Yes, that is Synthroid. Synthroid is T4 monotherapy. Meaning–it is a form of levothyroxine. As mentioned in other blogs, T4/levothyroxine is a stable molecule, which is supposed to convert to the active thyroid molecule, T3. There are so many other ways and medications to treat an under-functioning thyroid, so here is a synopsis of thyroid medications.
As I said, there is T4 Monotherapy, also known as levothyroxine. Levothyroxine is also known as Synthroid. Also included in T4 monotherapy is Levoxyl and Tirosint.
Remember T4 is supposed to convert to T3 which is the active form of thyroid. Often T4 will not efficiently convert to T3. It is common to hear patients say that even on Synthroid or raising their dose, they still feel “hypothyroid.” Also, higher doses of T4 monotherapy can convert to Reverse-T3 instead of T3. Reverse-T3 (RT3) is an inert molecule that has no activity.
Conventional T3 therapy
Conventional T3 therapy is not commonly prescribed. The only option for T3 treatment conventionally is to use the commercially available prescription is Cytomel, which is a very unstable medication because it is instant release upon ingesting.
Taking too high a dose of Cytomel can put pressure on the heart and cause heart palpitations and even a risk to the cardiovascular system. You must be careful with Cytomel dosing because of the risk to the heart. Most docs only prescribe 5 mcg or at the most 10mcg.
Desiccated Thyroid Medications
Desiccated thyroid medication is made from a porcine source. It is pig thyroid gland desiccated (dried) to make thyroid replacement medication. This type of medicine is considered a natural form of thyroid medication.
The good thing about porcine thyroid is that it has T4 and T3 in the same medication. So a patient can get the T4 and the active form of thyroid, T3 at the same time. There are a few name brands to the porcine thyroid:
- Nature Throid
- West Throid
- WP Thyroid
Nature Throid and West Throid are identical medications and are made by the same company, RLC Labs. WP Thyroid is also made by RLC Labs but is made with different fillers such as coconut oil and inulin. Patients that are sensitive to fillers can do better on WP Thyroid, and it can also be chewed up as well as swallowed.
There is also compounded porcine thyroid available from a compounding pharmacy. This is useful if a patient is sensitive to fillers in the commercially available brands of desiccated thyroid.

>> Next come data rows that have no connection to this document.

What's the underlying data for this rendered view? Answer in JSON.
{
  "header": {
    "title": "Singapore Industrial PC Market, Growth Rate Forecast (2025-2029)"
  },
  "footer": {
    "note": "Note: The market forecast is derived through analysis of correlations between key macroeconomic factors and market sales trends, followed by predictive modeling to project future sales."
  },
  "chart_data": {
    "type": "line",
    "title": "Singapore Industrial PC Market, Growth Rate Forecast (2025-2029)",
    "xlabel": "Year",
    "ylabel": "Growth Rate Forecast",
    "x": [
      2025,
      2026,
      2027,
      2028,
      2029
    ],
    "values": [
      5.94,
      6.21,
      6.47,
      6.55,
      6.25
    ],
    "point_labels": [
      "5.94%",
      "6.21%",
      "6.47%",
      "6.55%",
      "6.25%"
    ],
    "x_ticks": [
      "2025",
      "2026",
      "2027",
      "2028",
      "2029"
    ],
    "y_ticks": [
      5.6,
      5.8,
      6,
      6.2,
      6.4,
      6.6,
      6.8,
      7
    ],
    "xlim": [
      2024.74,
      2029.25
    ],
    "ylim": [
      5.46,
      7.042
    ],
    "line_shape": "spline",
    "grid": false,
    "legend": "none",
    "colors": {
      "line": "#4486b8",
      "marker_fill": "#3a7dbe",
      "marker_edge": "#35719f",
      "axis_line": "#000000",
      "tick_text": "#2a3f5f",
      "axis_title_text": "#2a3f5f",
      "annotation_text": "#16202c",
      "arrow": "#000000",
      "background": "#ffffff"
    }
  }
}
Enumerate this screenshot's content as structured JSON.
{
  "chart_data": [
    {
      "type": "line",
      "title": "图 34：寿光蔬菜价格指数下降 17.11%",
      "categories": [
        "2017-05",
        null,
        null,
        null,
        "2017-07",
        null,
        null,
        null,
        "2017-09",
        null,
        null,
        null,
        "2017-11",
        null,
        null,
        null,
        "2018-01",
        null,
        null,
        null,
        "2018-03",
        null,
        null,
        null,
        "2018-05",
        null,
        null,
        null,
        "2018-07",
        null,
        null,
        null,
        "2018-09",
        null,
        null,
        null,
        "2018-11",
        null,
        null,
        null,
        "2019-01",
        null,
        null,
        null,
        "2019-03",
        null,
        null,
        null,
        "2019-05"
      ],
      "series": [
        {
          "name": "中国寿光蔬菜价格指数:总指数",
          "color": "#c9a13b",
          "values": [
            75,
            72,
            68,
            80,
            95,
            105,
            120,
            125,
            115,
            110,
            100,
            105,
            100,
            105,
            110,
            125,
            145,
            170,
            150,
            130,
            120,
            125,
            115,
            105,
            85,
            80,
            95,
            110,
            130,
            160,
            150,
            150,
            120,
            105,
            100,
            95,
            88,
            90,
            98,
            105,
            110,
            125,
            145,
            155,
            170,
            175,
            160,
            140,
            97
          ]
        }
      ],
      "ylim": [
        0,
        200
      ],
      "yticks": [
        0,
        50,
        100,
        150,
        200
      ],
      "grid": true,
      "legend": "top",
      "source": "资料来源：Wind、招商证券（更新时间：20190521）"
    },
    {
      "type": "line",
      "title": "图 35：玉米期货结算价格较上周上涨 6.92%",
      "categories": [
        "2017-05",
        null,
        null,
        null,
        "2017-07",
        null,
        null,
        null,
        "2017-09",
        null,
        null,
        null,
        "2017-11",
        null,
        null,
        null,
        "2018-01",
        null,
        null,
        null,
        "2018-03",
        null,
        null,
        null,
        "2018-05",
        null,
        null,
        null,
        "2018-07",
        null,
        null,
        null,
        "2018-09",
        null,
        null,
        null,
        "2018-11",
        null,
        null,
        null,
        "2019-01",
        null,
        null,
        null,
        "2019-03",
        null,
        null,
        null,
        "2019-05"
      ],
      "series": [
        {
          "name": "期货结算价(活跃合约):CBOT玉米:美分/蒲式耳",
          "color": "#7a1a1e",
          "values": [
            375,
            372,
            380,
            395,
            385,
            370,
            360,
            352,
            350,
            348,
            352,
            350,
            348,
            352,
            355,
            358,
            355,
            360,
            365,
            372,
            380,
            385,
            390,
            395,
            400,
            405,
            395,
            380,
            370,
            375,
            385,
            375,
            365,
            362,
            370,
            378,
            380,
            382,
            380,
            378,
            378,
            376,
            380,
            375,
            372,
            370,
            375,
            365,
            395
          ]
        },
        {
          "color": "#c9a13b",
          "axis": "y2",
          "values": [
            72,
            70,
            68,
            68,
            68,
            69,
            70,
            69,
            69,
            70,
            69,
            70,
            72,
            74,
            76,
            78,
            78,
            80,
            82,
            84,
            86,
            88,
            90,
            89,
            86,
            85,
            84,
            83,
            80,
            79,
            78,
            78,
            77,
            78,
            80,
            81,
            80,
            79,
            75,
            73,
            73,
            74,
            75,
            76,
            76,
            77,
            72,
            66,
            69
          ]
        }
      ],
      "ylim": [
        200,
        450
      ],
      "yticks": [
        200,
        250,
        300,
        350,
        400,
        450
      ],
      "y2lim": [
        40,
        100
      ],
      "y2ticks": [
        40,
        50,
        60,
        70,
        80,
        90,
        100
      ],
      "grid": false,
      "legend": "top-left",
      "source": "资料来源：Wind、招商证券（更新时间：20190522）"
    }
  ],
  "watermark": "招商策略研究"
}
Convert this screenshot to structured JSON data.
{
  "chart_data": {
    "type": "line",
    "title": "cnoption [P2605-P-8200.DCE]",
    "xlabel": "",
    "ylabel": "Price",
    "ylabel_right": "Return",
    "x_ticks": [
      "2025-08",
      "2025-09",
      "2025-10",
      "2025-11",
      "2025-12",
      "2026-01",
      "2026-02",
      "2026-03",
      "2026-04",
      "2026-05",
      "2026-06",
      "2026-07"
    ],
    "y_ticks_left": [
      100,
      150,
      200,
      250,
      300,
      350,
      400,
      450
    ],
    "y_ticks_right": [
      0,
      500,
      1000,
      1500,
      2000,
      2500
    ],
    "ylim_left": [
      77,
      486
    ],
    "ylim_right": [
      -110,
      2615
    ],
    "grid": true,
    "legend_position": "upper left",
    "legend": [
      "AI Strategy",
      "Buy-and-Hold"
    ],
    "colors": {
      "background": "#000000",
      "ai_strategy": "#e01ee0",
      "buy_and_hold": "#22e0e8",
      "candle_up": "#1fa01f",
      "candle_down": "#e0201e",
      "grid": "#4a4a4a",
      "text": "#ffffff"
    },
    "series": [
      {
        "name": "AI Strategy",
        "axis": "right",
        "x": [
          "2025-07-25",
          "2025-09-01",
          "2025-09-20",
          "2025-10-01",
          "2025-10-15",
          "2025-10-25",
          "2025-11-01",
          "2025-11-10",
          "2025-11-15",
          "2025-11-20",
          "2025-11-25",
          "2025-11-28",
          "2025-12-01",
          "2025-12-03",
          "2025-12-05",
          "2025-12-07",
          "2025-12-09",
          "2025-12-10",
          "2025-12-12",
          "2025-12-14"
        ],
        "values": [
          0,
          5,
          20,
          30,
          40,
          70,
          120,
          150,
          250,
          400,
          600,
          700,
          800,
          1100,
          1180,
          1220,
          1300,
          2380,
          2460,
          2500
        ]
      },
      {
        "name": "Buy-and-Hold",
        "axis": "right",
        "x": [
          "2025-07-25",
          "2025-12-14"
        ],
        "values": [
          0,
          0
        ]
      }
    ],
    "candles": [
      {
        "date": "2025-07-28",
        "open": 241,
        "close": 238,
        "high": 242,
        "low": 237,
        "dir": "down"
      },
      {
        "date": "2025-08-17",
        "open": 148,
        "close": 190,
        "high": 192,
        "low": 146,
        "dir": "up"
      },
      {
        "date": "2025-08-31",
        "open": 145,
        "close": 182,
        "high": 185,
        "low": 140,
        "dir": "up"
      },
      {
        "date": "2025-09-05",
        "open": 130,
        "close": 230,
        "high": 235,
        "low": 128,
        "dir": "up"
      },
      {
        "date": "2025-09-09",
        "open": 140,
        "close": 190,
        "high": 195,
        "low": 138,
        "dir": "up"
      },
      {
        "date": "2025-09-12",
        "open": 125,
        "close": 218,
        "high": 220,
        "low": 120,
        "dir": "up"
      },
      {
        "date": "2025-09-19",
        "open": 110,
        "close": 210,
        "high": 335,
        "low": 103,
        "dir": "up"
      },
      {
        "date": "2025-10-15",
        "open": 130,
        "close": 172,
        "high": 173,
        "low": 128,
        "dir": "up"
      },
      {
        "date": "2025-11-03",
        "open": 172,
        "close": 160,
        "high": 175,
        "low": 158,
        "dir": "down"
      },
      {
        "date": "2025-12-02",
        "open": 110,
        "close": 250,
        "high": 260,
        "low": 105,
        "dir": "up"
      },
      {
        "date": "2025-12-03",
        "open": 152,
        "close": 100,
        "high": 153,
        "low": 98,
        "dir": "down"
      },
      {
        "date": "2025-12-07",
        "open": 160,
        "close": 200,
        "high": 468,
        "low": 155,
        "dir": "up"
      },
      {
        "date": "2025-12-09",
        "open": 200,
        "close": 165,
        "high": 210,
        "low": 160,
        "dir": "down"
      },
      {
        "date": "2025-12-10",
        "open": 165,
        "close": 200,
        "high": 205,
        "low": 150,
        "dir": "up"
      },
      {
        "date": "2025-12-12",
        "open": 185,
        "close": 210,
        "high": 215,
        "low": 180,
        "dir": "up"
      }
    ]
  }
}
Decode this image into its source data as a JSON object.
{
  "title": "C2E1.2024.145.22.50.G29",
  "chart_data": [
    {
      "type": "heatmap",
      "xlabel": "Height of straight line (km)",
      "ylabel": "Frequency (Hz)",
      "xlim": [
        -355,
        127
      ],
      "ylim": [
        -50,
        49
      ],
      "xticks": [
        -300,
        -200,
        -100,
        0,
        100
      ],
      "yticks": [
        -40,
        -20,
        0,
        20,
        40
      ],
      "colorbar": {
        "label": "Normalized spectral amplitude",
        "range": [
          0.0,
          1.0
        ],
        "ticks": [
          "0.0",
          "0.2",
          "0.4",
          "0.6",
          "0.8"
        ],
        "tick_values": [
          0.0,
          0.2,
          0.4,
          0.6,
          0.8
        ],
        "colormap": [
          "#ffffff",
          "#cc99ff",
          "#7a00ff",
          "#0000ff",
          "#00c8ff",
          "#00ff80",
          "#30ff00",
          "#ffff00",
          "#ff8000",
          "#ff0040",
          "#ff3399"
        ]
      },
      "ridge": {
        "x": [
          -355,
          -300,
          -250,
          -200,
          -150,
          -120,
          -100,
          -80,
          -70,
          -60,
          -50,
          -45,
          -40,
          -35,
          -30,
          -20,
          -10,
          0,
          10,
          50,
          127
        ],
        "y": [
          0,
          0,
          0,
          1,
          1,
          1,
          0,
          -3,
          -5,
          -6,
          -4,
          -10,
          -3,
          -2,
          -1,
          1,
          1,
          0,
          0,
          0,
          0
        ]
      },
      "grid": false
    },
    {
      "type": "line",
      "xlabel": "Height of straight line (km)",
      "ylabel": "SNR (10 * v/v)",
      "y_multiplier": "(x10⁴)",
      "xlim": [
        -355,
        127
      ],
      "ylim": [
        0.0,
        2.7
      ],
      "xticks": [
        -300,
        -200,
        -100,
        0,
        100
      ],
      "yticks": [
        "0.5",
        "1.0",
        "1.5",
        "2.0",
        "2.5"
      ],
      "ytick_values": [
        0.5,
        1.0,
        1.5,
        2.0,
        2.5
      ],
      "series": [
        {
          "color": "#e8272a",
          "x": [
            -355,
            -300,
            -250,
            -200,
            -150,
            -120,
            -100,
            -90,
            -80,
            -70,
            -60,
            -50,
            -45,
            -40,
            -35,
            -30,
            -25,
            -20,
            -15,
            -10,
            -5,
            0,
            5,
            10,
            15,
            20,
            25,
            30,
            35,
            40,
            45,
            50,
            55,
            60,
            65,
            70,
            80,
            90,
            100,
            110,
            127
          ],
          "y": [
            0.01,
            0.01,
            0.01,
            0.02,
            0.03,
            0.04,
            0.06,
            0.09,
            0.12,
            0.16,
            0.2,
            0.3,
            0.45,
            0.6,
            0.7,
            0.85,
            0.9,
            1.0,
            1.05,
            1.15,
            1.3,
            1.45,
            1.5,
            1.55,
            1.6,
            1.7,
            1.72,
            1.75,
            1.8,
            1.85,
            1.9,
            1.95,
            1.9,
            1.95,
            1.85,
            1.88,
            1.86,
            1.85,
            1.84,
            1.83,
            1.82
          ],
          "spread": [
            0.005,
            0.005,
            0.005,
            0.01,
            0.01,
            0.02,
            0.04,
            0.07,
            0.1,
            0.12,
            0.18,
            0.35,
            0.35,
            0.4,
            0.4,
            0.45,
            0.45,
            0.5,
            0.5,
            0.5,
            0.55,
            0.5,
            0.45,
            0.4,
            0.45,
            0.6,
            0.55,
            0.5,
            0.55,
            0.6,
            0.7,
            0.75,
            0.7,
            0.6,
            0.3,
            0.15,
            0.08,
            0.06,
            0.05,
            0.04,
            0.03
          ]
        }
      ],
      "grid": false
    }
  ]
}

Recently with the backorder of Nature Throid and the rising cost of Armour, compounded thyroid is another option.
One drawback of desiccated thyroid medication is the doses all come in a 4:1 ratio of T4 to T3. So 65mg of Nature Throid is equal to 38mcg of T4 and 9mcg of T3. Some patients cannot tolerate the T3 and need lower T3 levels, and some patients need more. So with desiccated thyroid, the T4/T3 ratio cannot be individually tailored to the patients. Also, Desiccated thyroid medication is made from pigs, so it is obviously not a vegetarian option of thyroid medication.
Compounded Thyroid (T4/T3 levothyroxine/liothyronine)
The great thing about compounded T4/T3 it is available in any microgram dosing of levothyroxine/liothyronine. The dosage of each hormone can be adjusted independently of the other.
- T4 = Levothyroxine
- T3 = Liothyronine
- Instant release
- Sustained release
In most situations, we prefer to prescribe compounded thyroid because of the dosing flexibility for us and the patient. Compounded porcine and Desiccated thyroid are also great options. We typically do not prescribe any of the T4 Monotherapy medications or Cytomel very often if at all.